Besides the inadvertent errors that are inevitable in any large human administered system, deliberate fraud is, and will continue to be, an enormous problem. One product of the matching program that the Social Security Administration (SSA) runs with the IRS is a pool of invalid Social Security Numbers created either by mistake or by people using false identities to get a job. Each time a name and SSN fail to match on an annual W-2, the record is placed in an Earnings Suspense File created to hold "voluntary social security contributions" whose owners cannot be identified. There are currently more than 227 million records in the file, about 11 percent of which refer to SSNs that were never issued. Enforcement is hopeless. In fiscal year 2000 the Social Security Administration received 46,840 allegations of SSN misuse. Between 1997 and 2001 the Administration's Office of the Inspector General investigated a grand total of 5,655 cases.

Although national-ID proponents tout embedded microchips laminated in ID cards as sure fraud protection, the world is full of technically trained people able to program microchips and laminate documents. In fact, the unforgeable document has yet to be invented. The roughly 6 million passports issued each year are the most technically challenging generally available ID documents produced by the U.S. government. Counterfeits capable of passing foreign examination are not uncommon, and in 1998, the FBI reported that prices ranged from $2,000 to $12,000.Counterfeits of foreign documents, which allow people to legally enter and operate in the U.S., cost even less. According to a 2000 report from the California Department of Justice, counterfeit Russian passports were generally available from "travel agency" "document facilitators" for $120 to $200. Some crooks use fraudulent means to obtain the genuine article. One alien trafficking syndicate got genuine U.S. passports by buying birth certificates from U.S. citizens at methadone clinics. (Testimony of John Hotchner, Director, Office of Passport Policy, Planning and Advisory Services, Bureau of Consular Affairs, Department of State.
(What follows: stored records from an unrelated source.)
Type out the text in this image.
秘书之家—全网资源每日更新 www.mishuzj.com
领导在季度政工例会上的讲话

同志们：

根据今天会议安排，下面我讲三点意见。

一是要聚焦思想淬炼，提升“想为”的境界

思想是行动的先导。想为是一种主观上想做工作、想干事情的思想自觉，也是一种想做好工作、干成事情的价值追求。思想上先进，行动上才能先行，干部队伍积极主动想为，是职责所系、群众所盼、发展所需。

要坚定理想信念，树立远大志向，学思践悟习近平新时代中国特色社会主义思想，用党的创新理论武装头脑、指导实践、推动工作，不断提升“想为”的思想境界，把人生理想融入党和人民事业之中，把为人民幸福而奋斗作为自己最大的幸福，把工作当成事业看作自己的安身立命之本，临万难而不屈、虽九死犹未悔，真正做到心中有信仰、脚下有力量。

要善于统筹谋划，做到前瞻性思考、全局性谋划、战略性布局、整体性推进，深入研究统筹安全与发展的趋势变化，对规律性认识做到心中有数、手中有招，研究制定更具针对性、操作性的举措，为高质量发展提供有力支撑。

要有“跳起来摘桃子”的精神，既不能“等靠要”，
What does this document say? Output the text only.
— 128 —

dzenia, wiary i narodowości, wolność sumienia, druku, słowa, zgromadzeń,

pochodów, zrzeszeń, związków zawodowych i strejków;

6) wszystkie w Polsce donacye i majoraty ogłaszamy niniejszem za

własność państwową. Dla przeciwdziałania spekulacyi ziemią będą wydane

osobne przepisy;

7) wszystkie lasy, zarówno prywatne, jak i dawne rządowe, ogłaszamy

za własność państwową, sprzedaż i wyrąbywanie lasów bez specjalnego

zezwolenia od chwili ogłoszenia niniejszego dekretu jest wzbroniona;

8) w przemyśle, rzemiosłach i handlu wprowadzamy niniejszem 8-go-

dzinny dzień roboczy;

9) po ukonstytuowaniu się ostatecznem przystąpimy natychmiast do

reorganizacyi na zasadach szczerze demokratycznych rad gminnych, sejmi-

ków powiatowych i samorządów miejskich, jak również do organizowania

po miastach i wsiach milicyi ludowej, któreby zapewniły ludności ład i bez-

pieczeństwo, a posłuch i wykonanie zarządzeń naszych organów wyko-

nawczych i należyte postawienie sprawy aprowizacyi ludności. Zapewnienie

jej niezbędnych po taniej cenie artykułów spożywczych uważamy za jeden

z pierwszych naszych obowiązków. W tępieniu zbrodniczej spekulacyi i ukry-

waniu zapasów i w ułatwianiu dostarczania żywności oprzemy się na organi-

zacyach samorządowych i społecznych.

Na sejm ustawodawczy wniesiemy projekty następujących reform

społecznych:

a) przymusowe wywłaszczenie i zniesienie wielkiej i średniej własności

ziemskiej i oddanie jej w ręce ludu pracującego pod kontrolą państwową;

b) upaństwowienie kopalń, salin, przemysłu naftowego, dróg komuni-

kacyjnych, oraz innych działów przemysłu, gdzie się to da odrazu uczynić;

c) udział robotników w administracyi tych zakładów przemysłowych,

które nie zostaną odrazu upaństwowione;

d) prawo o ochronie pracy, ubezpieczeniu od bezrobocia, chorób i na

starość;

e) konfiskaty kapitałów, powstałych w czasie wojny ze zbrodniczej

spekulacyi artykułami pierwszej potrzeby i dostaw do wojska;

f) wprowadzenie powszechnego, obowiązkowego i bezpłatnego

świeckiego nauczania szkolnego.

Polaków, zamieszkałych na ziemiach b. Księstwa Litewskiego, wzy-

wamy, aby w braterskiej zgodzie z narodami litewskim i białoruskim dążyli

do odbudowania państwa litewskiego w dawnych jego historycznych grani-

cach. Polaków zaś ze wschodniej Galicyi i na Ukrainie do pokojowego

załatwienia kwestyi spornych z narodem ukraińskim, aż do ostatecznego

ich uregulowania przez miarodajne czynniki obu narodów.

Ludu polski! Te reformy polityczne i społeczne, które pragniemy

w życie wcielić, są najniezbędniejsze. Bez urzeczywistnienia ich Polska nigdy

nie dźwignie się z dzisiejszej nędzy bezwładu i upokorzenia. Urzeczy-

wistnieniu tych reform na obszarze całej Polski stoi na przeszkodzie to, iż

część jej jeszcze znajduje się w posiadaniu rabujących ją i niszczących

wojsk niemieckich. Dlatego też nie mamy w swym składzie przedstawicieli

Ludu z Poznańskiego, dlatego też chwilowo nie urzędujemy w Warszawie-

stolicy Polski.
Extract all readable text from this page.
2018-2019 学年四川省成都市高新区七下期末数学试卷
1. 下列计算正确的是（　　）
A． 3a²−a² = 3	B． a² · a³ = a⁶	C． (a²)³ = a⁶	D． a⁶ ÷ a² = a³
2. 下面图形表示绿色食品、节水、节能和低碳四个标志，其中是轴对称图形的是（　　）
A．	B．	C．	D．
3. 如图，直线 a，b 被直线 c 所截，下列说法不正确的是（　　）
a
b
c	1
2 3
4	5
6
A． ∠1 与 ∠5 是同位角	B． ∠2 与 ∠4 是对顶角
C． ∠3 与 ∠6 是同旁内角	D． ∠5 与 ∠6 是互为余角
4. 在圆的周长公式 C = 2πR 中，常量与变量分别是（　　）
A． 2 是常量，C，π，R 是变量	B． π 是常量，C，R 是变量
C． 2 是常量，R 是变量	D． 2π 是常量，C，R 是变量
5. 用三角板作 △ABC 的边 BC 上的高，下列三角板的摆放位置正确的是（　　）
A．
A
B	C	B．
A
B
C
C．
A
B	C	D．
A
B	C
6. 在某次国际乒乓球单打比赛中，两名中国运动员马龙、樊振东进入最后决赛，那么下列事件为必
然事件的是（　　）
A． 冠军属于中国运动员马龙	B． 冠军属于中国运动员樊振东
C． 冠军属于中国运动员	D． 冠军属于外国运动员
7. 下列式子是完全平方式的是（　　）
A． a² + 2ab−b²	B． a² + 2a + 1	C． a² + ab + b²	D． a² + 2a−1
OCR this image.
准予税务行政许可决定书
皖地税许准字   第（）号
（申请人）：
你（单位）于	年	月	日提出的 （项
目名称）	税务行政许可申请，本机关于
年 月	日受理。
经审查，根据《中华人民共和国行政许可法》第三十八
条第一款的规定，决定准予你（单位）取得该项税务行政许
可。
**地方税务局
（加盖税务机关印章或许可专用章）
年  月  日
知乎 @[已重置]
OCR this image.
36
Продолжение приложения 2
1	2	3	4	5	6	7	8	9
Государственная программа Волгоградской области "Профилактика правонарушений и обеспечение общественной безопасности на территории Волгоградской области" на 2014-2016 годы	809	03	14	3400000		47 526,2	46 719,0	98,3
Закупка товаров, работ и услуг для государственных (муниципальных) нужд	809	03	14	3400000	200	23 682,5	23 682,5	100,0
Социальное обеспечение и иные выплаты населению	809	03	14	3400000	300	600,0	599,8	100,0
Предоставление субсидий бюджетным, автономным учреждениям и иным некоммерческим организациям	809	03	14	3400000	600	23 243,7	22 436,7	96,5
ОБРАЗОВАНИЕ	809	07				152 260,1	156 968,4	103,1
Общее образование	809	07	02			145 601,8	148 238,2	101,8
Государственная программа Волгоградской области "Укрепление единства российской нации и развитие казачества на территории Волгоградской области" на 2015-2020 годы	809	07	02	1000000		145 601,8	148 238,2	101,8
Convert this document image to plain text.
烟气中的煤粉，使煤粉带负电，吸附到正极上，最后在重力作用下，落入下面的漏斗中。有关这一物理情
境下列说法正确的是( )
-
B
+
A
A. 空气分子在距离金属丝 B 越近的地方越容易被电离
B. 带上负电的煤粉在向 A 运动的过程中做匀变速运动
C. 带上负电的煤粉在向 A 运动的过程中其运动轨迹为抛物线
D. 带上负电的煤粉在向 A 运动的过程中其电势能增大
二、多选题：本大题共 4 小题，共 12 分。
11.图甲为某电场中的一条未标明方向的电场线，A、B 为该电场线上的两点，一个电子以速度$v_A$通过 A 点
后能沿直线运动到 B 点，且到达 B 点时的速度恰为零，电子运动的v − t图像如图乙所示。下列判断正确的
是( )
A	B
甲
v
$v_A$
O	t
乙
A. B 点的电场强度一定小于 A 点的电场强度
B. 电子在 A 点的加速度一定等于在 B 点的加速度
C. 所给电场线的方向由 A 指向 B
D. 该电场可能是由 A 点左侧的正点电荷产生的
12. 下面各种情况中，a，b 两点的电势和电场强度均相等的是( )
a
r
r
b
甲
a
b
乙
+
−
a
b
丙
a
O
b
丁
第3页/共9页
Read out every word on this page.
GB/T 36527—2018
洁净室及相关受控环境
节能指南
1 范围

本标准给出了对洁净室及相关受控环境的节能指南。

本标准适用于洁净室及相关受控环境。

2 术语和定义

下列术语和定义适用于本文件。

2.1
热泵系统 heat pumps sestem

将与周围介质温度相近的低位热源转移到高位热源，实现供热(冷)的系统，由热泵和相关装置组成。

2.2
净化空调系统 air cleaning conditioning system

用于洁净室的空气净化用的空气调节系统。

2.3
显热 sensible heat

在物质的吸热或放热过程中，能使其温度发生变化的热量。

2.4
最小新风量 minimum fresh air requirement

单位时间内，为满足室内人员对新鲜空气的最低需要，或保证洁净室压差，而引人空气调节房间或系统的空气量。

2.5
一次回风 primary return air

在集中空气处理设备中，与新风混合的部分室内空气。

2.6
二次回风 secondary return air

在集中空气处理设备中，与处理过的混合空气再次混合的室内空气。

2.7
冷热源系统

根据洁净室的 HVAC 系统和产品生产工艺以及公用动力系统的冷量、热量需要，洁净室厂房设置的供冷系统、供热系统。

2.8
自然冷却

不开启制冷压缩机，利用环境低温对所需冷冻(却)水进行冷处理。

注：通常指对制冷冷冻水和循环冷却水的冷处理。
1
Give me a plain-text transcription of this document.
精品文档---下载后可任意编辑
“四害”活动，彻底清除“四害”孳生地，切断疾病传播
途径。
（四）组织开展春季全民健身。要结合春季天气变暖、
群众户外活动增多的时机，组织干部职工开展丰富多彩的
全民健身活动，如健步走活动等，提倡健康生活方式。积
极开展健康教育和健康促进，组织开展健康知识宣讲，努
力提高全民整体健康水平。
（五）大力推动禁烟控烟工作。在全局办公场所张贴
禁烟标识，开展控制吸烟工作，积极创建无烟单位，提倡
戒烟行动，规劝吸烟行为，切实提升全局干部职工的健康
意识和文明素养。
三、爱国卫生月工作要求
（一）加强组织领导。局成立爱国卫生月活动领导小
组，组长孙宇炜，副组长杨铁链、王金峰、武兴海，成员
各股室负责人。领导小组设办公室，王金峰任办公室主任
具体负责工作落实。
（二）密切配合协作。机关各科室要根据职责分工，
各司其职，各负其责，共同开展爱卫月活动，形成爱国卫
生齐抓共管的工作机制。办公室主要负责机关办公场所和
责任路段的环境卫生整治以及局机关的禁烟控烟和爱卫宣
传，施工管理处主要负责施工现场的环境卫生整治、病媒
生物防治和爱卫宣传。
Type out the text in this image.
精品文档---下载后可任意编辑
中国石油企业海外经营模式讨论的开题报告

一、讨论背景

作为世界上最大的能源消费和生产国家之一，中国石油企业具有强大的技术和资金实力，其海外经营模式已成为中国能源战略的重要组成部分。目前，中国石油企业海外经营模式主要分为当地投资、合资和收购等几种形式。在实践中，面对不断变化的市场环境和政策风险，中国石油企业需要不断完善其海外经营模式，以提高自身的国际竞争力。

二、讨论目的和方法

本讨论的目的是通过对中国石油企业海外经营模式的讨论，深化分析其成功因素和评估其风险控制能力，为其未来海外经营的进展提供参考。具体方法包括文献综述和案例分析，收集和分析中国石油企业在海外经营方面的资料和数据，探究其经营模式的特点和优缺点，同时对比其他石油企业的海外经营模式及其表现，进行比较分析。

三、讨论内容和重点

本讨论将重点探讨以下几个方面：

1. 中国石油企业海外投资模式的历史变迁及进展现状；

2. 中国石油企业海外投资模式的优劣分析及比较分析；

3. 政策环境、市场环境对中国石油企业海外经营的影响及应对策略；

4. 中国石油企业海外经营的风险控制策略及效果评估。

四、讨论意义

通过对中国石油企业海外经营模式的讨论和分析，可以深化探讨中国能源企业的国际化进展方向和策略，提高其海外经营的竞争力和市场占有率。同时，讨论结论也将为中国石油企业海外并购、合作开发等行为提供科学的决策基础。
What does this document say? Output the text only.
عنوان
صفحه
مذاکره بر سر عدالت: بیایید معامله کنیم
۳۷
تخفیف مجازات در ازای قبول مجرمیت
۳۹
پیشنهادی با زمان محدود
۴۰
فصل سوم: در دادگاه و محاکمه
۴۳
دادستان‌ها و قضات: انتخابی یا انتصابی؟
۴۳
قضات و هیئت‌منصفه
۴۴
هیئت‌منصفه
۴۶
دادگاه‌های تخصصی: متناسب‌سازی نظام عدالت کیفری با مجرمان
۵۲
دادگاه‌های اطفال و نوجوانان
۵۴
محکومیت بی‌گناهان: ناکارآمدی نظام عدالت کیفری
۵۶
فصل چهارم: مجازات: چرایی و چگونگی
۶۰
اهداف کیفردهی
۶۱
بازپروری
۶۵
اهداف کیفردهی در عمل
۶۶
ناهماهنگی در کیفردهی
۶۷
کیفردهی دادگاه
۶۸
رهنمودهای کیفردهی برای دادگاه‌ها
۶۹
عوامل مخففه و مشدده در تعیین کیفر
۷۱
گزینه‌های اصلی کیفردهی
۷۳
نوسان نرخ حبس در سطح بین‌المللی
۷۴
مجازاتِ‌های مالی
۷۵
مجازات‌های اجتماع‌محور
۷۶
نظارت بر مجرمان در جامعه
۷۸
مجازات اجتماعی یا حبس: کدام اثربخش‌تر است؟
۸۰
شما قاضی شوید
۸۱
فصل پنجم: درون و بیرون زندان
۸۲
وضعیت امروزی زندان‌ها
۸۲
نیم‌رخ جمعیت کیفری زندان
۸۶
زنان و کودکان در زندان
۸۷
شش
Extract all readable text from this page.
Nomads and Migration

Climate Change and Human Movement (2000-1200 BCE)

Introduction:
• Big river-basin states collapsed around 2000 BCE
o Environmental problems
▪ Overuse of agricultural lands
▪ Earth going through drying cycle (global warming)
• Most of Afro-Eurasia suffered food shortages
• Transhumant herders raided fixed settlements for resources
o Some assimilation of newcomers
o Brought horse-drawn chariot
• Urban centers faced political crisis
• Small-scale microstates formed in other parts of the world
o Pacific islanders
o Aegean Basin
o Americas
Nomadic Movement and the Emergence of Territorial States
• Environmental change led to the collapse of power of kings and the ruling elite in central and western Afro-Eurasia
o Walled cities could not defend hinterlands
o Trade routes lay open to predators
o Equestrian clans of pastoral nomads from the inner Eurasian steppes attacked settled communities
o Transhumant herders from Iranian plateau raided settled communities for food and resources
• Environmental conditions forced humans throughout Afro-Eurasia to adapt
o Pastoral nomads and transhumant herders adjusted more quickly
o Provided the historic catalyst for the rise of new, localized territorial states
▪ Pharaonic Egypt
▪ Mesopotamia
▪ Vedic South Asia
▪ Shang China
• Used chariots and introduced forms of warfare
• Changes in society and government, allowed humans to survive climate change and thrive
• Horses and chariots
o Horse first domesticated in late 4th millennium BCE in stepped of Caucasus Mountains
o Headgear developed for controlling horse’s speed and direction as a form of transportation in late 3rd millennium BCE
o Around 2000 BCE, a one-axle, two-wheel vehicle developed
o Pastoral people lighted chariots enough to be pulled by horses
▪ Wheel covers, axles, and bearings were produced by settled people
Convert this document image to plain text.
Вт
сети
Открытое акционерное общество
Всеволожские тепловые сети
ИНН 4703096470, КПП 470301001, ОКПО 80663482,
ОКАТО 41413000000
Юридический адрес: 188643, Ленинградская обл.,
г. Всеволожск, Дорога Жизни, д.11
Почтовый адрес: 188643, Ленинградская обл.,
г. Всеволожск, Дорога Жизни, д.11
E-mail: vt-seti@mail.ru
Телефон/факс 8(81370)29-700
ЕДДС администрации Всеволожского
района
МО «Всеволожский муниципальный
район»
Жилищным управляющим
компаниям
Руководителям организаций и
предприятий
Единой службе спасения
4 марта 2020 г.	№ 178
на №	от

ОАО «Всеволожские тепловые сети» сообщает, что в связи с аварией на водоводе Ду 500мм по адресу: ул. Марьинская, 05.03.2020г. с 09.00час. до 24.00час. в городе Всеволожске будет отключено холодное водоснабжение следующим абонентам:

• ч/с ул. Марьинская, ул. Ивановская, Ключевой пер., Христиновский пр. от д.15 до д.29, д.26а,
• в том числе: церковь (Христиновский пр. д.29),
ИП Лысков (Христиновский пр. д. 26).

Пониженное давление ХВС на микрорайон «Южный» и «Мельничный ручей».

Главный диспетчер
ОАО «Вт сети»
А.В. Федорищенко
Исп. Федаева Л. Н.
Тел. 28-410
July 22, 1999. "Counterfeiting and Misuse of the Social Security Card and State and Local Identity Documents," Subcommittee on Immigration and Claims, Committee on the Judiciary House of Representatives.)

Crooked government employees present another practical problem. In 1997, 29 Social Security Administration employees were convicted of crimes ranging from creating fictitious identities, to fraudulently selling Social Security Administration cards to abusing confidential information.

In 2000, an employee was imprisoned for issuing 125 Social Security cards to an accomplice. Another was convicted of browsing the SSA database for information on people whose replacement credit were stolen while en route to them. The stolen information was used to activate 63 replacement cards. It is worth noting that the employee browsing the Social Security database was detected only after The Traveler's Bank notified the Social Security Administration that the bank was seeing suspicious patterns in the bank's credit card issuance data.

If the stakes are high enough, and they would be under a national-I.D. system because one card would be the key to everything else, there is no reason to believe that people could not also be bribed to create false records.

Rather than focus on intensive surveillance and prosecution of likely miscreants, terrorists, and illegals, national-I.D. supporters want authorities to undertake the impossible task of pretending to manage an unmanageable database filled with inaccurate information on millions and millions of innocent people. Since evildoers are a small fraction of the general population, this boils down to building a security system that concentrates its limited resources on monitoring the innocent. Freed from intensive surveillance, real criminals should have no problems hiding in the system's inefficient cracks.